TJV: Slamming waves for Sam and Sidney as they go into ‘survival mode’ having sustained some damage

Artemis IMOCA 60 after the start of the Transat Jacques Vabre 2009. Image copyright Mark Lloyd/Lloyd Images.

by Artemis Ocean Racing media

As expected it was a rough night onboard Artemis Ocean Racing with 30+ knots but there is worse to come today and tomorrow, depending on how the low moves and how quickly Sam and Sidney can get south away from the worst of the storm. The fleet has split into two distinct in the north and south groups, Artemis Ocean Ocean is with the southern group including Akena Verandas, DCNS and 4WHotels heading south/south-west.

As the north-south divide increases so does the number of miles from the leader, Sam and Sidney are ranked 9th this morning at 0700 GMT, 140 miles behind the overnight leader BT. On board Artemis the winds were still very shifty during the night, and gusting to over 30 knots , but the wind should now settle a little in terms of direction in the West and begin to increase to over 35kts later today and by midnight tonight SW winds of 45-50 knots with more in gusts will come through.

If there is a good side to the current conditions it is that the forecasts have been reasonably accurate, in terms of wind direction, and the timing of the changes in the wind speed and direction. All the sailors will be hopeful that the forecast is wrong about the peak wind speeds later today as conditions are forecast to be significantly more than they would prefer.

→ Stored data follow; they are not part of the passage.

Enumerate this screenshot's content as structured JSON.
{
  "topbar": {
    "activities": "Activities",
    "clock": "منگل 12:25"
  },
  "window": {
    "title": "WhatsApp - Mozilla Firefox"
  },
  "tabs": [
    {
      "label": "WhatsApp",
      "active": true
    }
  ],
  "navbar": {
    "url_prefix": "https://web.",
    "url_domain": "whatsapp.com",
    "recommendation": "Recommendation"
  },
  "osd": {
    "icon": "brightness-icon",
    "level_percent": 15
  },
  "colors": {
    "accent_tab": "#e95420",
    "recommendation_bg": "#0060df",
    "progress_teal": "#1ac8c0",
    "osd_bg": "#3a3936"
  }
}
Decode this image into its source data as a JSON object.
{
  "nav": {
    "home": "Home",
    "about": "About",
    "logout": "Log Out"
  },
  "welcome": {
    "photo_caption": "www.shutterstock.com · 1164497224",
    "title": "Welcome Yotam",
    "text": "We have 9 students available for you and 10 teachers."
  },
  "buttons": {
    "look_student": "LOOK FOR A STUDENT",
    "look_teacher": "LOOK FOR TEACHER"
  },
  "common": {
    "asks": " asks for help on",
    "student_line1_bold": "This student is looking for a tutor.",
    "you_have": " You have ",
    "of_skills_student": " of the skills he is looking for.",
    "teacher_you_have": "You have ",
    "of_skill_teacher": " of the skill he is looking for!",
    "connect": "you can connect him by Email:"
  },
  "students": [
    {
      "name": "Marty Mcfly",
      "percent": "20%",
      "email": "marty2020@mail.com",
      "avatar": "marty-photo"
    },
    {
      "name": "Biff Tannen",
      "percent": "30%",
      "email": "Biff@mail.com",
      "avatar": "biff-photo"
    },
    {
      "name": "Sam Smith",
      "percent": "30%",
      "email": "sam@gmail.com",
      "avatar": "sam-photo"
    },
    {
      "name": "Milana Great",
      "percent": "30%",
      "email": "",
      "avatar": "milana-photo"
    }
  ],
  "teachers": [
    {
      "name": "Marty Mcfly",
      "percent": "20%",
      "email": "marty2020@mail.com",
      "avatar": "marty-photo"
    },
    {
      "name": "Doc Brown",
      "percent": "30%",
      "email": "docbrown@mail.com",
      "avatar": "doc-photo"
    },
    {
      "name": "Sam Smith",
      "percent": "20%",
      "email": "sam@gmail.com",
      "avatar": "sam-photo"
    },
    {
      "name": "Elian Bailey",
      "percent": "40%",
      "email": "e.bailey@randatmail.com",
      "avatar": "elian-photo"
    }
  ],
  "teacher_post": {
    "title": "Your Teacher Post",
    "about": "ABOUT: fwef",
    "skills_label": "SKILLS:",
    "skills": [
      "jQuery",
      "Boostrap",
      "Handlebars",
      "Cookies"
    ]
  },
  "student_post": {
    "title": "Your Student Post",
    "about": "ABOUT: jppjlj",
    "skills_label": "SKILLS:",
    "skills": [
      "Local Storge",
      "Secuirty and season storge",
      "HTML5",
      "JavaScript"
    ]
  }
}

Sam Davies on Day 3 of the 2009 TJV aboard Artemis. Image copyright Sam Davies/Artemis Ocean Racing.

The low pressure zone is making its presence felt for the Transat Jacques Vabre fleet, with Artemis Ocean Racing experiencing 35-knot gusts and slamming waves overnight.

In Wednesday’s 1330 GMT rankings Artemis Ocean Racing lies in eleventh place, but the fleet has now spread out into two main groups – BT leads a northerly group, while Artemis is part of another pack just south of the rhumb line. Foncia continues on their extreme southerly route, but Hugo Boss in the north has been joined by 1876, who have been in ‘stealth’ mode for the past 24 hours but have now unveiled their position.

Artemis Ocean Racing is still being pummeled by 30-knot plus winds and rough seas, and the team are sailing in ‘safe mode’ - 3 reefs in the main and staysail - through the potentially boat-breaking conditions which have already resulted in some damage.

Sidney Gavignet on Day 3 of the 2009 TJV aboard Artemis. Image copyright Sam Davies/Artemis Ocean Racing.

“Last night the boat was banging pretty hard, after each wave. There was one bang probably a little bigger that the other ones, after the bang I saw the runner was loose, I looked at the mast to see if something was broken up there but nothing was broken. But I saw the main was eased as well and I realised that the reef line had broken, in fact we didn’t break the reef line but the attachment point on the boom, and the runner was loose because the deflection block just flew over,” explained Sidney.

The team put in a third reef and re-led the runner onto a different winch while they made repairs. “Since then we’ve repaired everything and we’ve kept the third reef in so we are a little underpowered but we’re sailing without the full power in the keel to go a little slower in the waves and to keep the boat in one piece.” The damage is by no means terminal but indicates the brute force of these storm-force conditions and there is little doubt that this storm will create more havoc amongst the IMOCA fleet before it is done.